君にたくさんのありがとうを



「何故か私が英里ちゃんの好きな人をバラして、その上その人に告白して奪おうとしたって……」


「あぁ。信じてたわけじゃないけど、俺のとこにもそんな噂が耳に入ったよ」



やっぱり神代くんは私の噂を知っていた。


あんなに一気に、しかも大勢に広まったんだもん。


神代くんが知らないはずがない。



「全部本当は違うのに。英里ちゃんの好きな人なんてバラしてない。告白してきたのは私じゃなくて一条くんの方で……」


「うん。
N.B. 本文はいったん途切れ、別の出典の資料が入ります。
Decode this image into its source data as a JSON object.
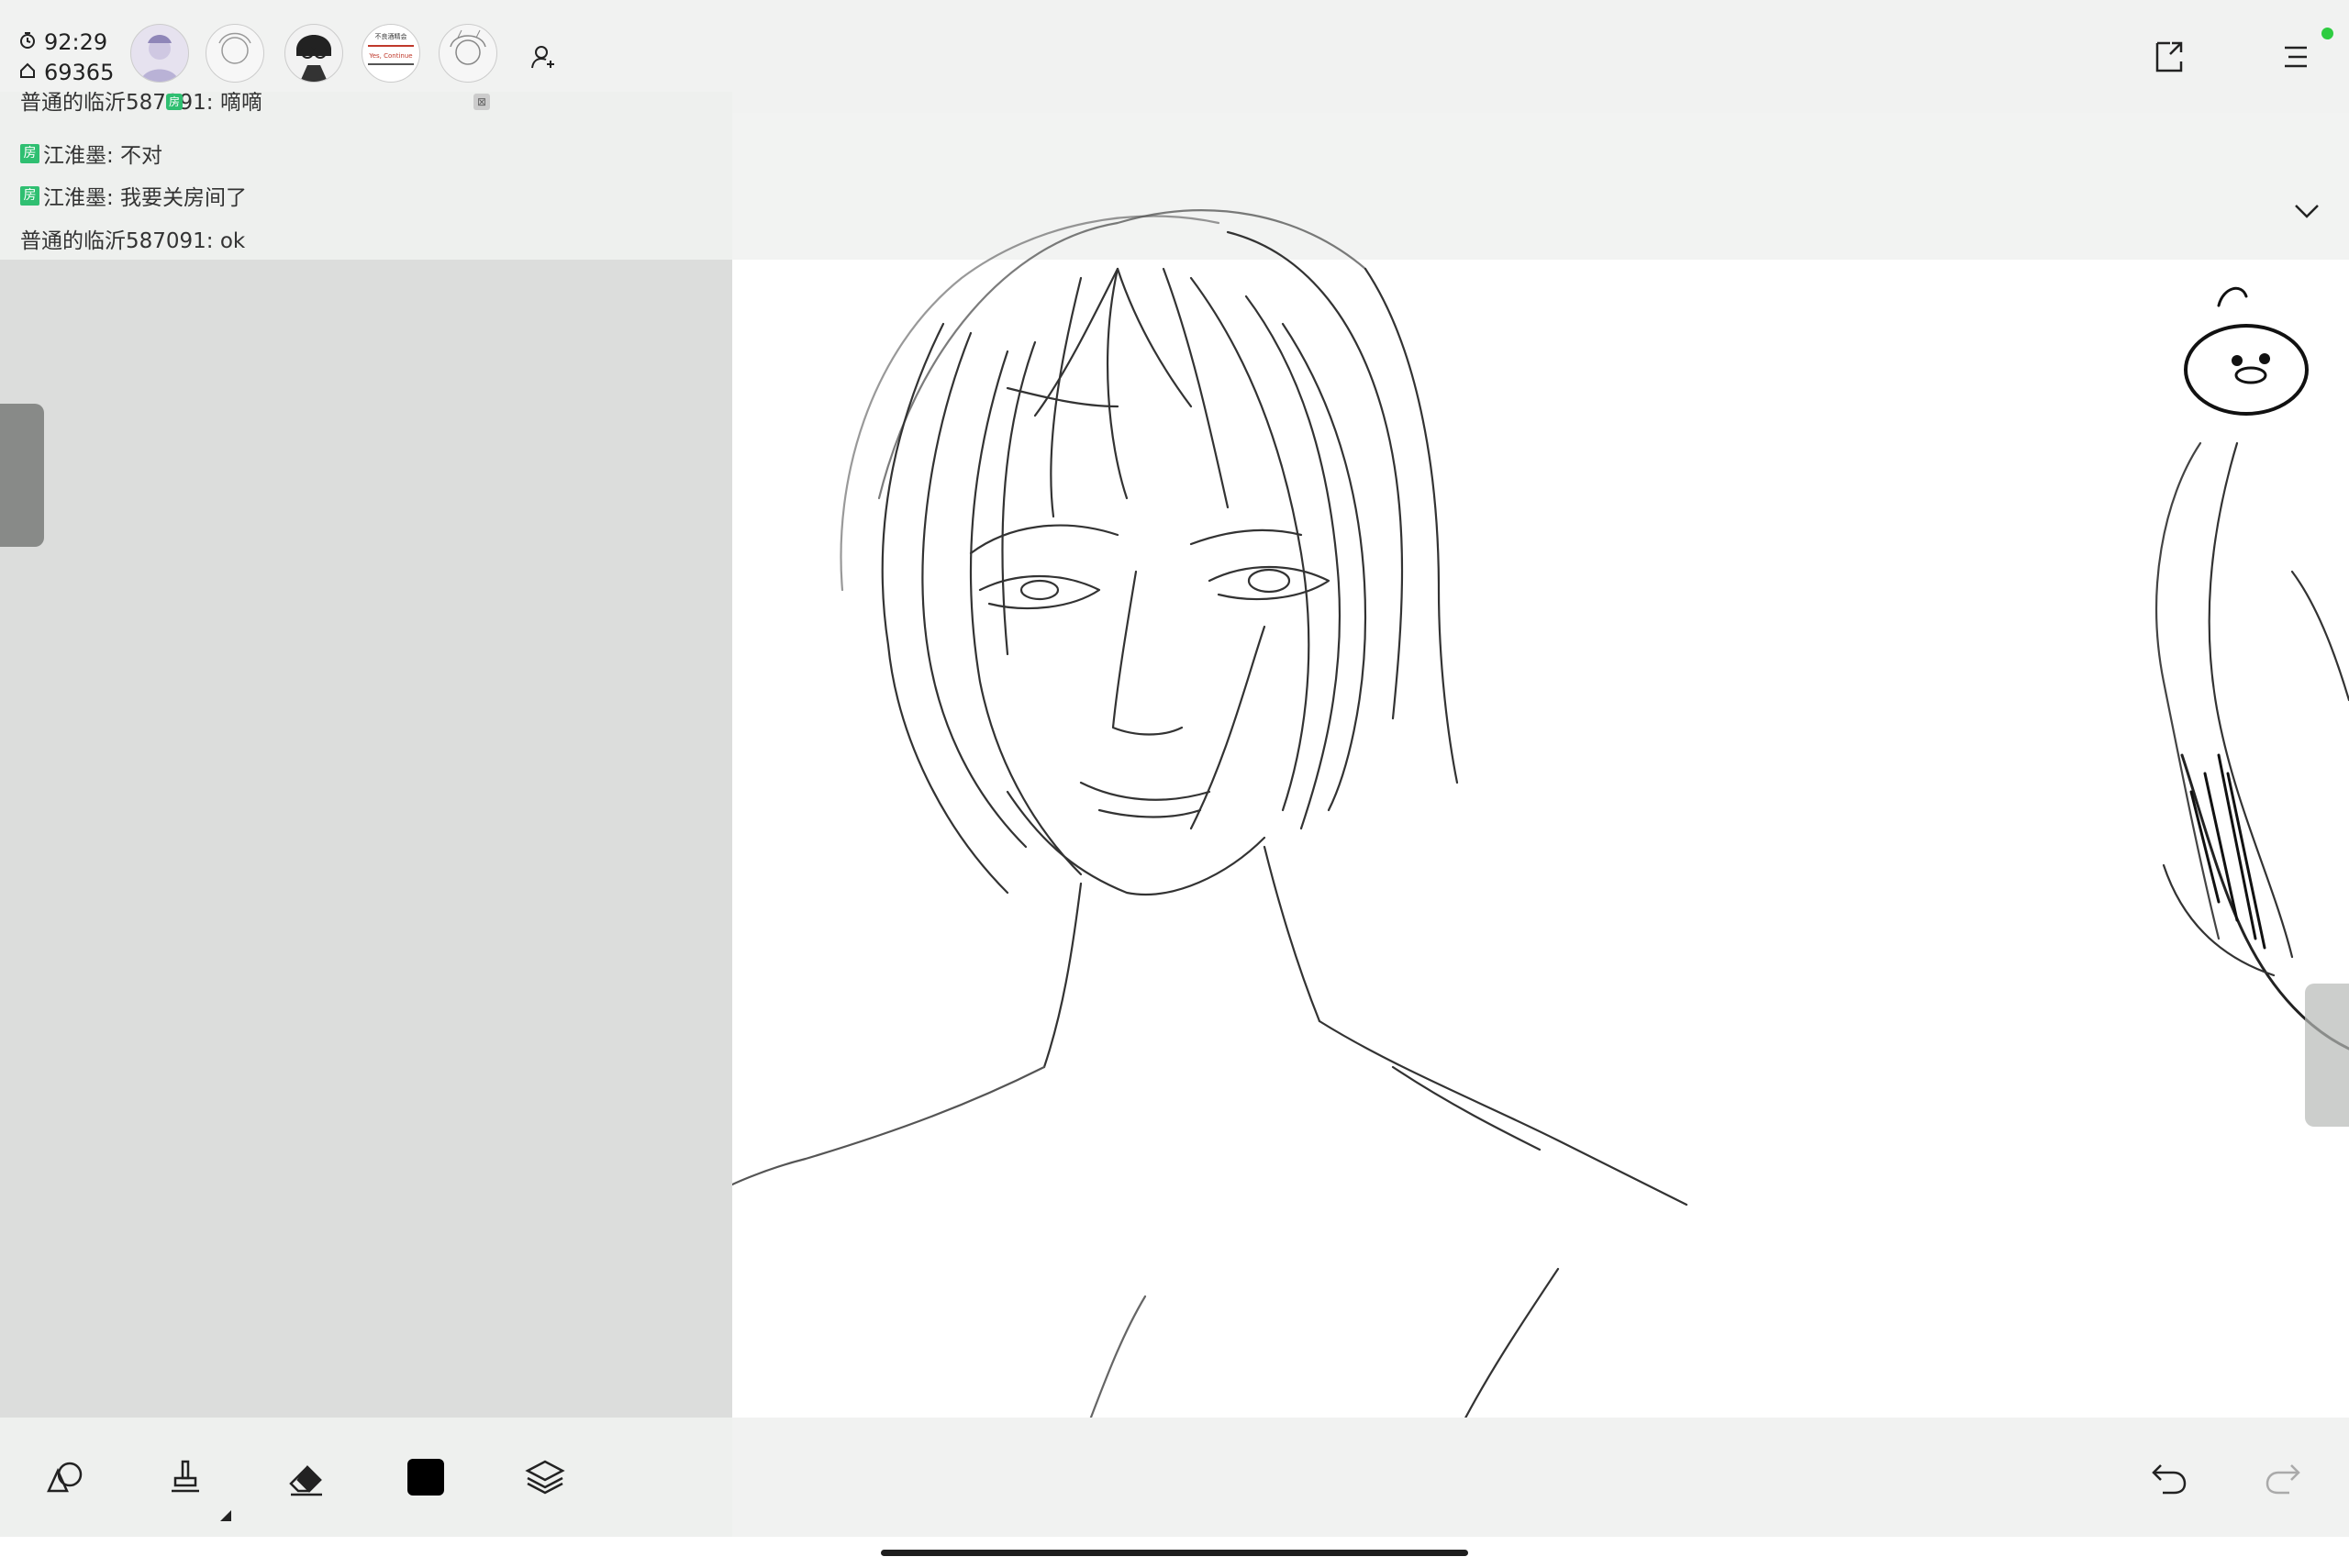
{
  "stats": {
    "timer": "92:29",
    "home_count": "69365"
  },
  "avatars": [
    {
      "name": "avatar-1",
      "badge": "房"
    },
    {
      "name": "avatar-2"
    },
    {
      "name": "avatar-3"
    },
    {
      "name": "avatar-4",
      "text_top": "不良酒精会",
      "text_bottom": "Yes, Continue"
    },
    {
      "name": "avatar-5",
      "badge": "⊠"
    }
  ],
  "chat": [
    {
      "tag": "",
      "text": "普通的临沂587091:  嘀嘀"
    },
    {
      "tag": "房",
      "text": "江淮墨:  不对"
    },
    {
      "tag": "房",
      "text": "江淮墨:  我要关房间了"
    },
    {
      "tag": "",
      "text": "普通的临沂587091:  ok"
    }
  ],
  "icons": {
    "add_user": "add-user-icon",
    "share": "share-icon",
    "menu": "menu-icon",
    "collapse": "chevron-down-icon",
    "shape": "shape-tool-icon",
    "brush": "brush-tool-icon",
    "eraser": "eraser-icon",
    "color": "color-swatch-icon",
    "layers": "layers-icon",
    "undo": "undo-icon",
    "redo": "redo-icon"
  },
  "colors": {
    "current_color": "#000000",
    "online": "#2ecc40",
    "room_tag": "#2fbf71"
  }
}
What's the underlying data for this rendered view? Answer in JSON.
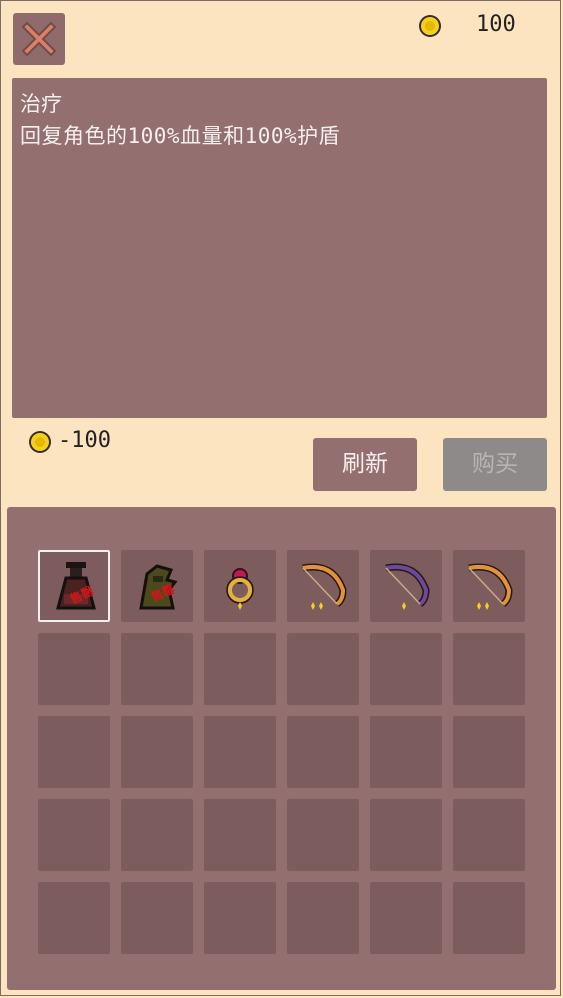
{
  "header": {
    "close_icon": "close-x-icon",
    "gold_icon": "gold-coin-icon",
    "gold_amount": "100"
  },
  "description": {
    "title": "治疗",
    "text": "回复角色的100%血量和100%护盾"
  },
  "price": {
    "coin_icon": "gold-coin-icon",
    "text": "-100"
  },
  "actions": {
    "refresh_label": "刷新",
    "buy_label": "购买",
    "buy_enabled": false
  },
  "inventory": {
    "rows": 5,
    "cols": 6,
    "items": [
      {
        "icon": "potion-flask-icon",
        "selected": true,
        "stamp": "售罄"
      },
      {
        "icon": "dark-cloak-icon",
        "selected": false,
        "stamp": "售罄"
      },
      {
        "icon": "ruby-ring-icon",
        "selected": false
      },
      {
        "icon": "orange-bow-icon",
        "selected": false
      },
      {
        "icon": "purple-bow-icon",
        "selected": false
      },
      {
        "icon": "orange-bow-icon",
        "selected": false
      }
    ]
  },
  "colors": {
    "background": "#fde4c0",
    "panel": "#946f6f",
    "slot": "#7d5c5e",
    "coin": "#f4d21c",
    "stamp": "#d0161b"
  }
}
俺も詩織がそんなことをするやつだとは思ってないよ」


「私ははめられたの……全部一条くんたちがやっていた賭けゲームだった」



噂が広まって、英里ちゃんと未奈ちゃんとバラバラになって数日後。


職員室に用事があってそれを済ませたあと、放課後教室に戻ると一条くんたちが集まって話していた。



「俺が振られるとかマジふざけてる」


「一条くんの彼女になんてなかなかなれないのにねー?」


「振るとかいい度胸してる」


「だから自業自得だよ。まぁ、罰ゲームなんだけどな!ははっ」


「あーあ、予想外れたなぁ……最悪。みんなにアイス奢りじゃん」



そんな声が聞こえてきて、廊下に身を潜めて泣いたことを今でも覚えている。